Miguel Ángel Estévez, este hombre de baja estatura, 31 años, barbado y de lentes, juguetero loco que no para de contar leyendas de nahuales y catrinas, ha recorrido todo México en busca de los juguetes con los que se divierten los niños de cada pueblo. Más allá de las tablets, los videojuegos o los muñecos de fábrica, descubrió que en nuestro país existe una cantidad enorme de artefactos que, además de entretener, reflejan las técnicas artesanales de cada comunidad, que resguardan su cosmogonía y su medio ambiente.
—Este es un chintete, por ejemplo —cuenta mientras sostiene una especie de martillo, en el extremo opuesto a su mano, una criatura de madera a medio camino entre coyote y conejo que no deja de sacudirse de un lado a otro—. Los oaxaqueños cuentan que hay que tener siempre una olla de barro con sal para atrapar los rayos y que no te maten.
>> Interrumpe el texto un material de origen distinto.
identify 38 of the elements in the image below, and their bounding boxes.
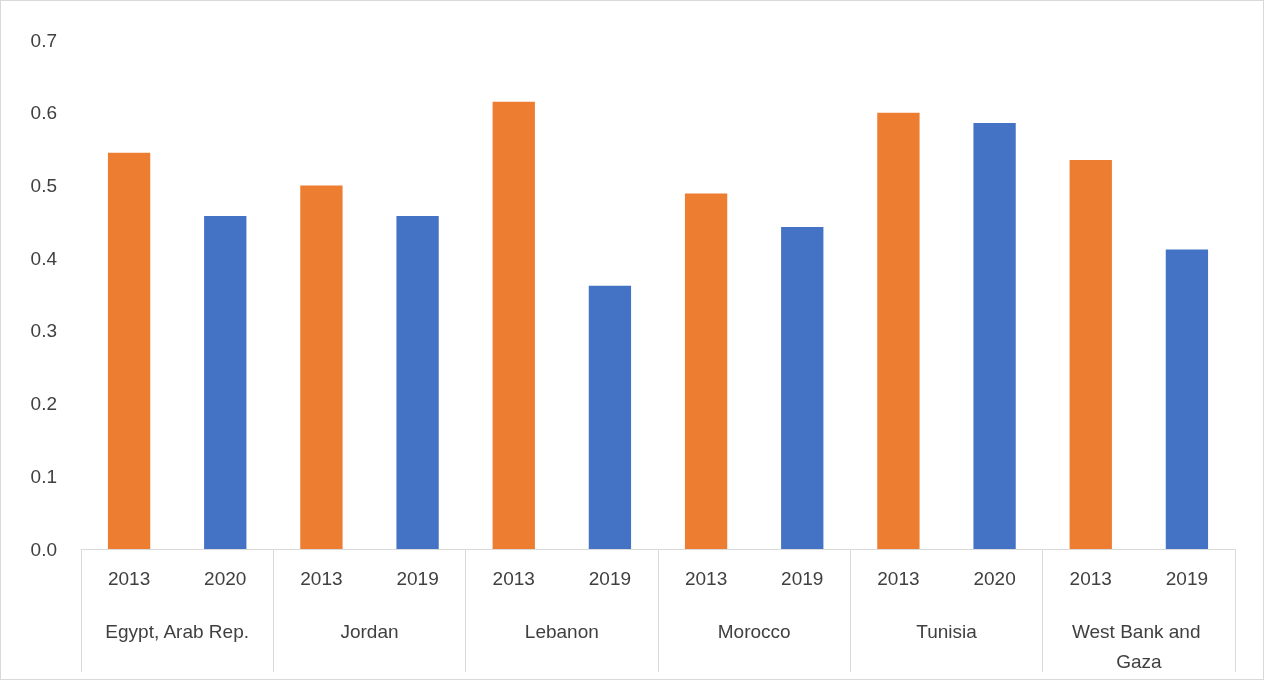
bar (1165, 249, 1209, 549)
x-tick-label: 2013 (107, 568, 151, 589)
bar (300, 185, 343, 549)
y-tick-label: 0.6 (30, 102, 57, 124)
y-tick-label: 0.5 (30, 174, 57, 196)
y-tick-label: 0.0 (30, 538, 57, 560)
x-tick-label: 2019 (781, 568, 824, 589)
x-tick-label: 2013 (492, 568, 535, 589)
bar (204, 215, 247, 549)
text: West Bank and Gaza (1071, 620, 1206, 672)
x-tick-label: 2013 (1069, 568, 1112, 589)
bar (781, 226, 824, 549)
x-tick-label: 2013 (684, 568, 728, 589)
x-tick-label: 2013 (877, 568, 920, 589)
y-tick-label: 0.2 (30, 393, 57, 415)
bar (973, 122, 1016, 549)
x-tick-label: 2020 (204, 568, 247, 589)
x-tick-label: 2019 (1165, 568, 1209, 589)
text: Jordan (340, 620, 399, 642)
bar (877, 112, 920, 549)
y-tick-label: 0.1 (30, 465, 57, 487)
y-tick-label: 0.3 (30, 320, 57, 342)
bar (492, 101, 535, 549)
bar (107, 152, 151, 549)
text: Morocco (717, 620, 791, 642)
text: Egypt, Arab Rep. (105, 620, 249, 642)
y-tick-label: 0.4 (30, 247, 58, 269)
x-tick-label: 2019 (588, 568, 632, 589)
y-tick-label: 0.7 (30, 29, 57, 51)
text: Lebanon (524, 620, 599, 642)
bar (396, 215, 439, 549)
bar (588, 285, 632, 549)
x-tick-label: 2013 (300, 568, 343, 589)
bar (684, 193, 728, 549)
x-tick-label: 2020 (973, 568, 1016, 589)
text: Tunisia (916, 620, 978, 642)
x-tick-label: 2019 (396, 568, 439, 589)
bar (1069, 159, 1112, 549)
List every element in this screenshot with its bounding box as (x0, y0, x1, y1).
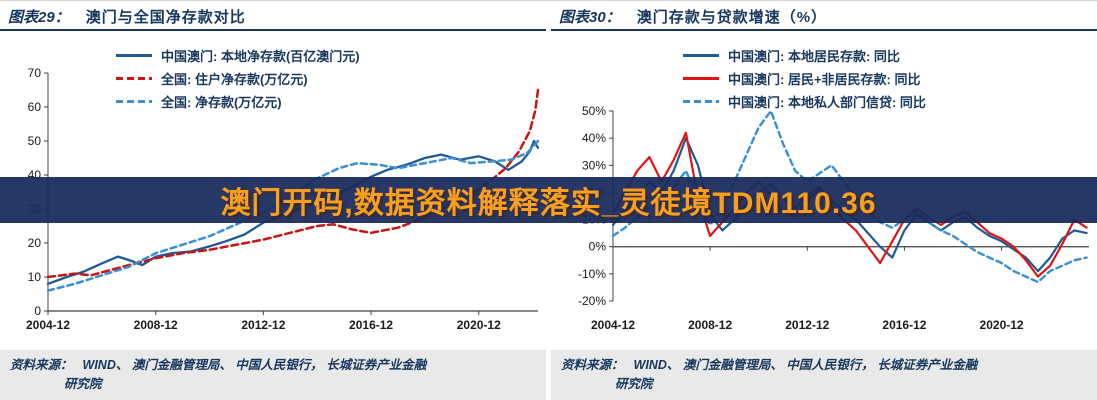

Cuando atrapas un rayo, puedes golpear la olla tres veces con un chintete para liberarlo. A cambio, el rayo te concede un deseo.
De juegos y tradiciones
Un juguete es una mercancía. La mercancía siempre está cargada de valores, símbolos e incluso ideologías. ¿Qué le estamos enseñando a los niños con el juguete que decidimos regalarles? En la guía de compras del Día de Reyes preparada por la asociación civil El Poder del Consumidor, se menciona la importancia de que los niños recuperen la tradición del juego como un mecanismo de encuentro, invención y disfrute del aire libre, valores cada vez más escasos en un mundo donde se promueve la violencia, el aislamiento y el consumismo.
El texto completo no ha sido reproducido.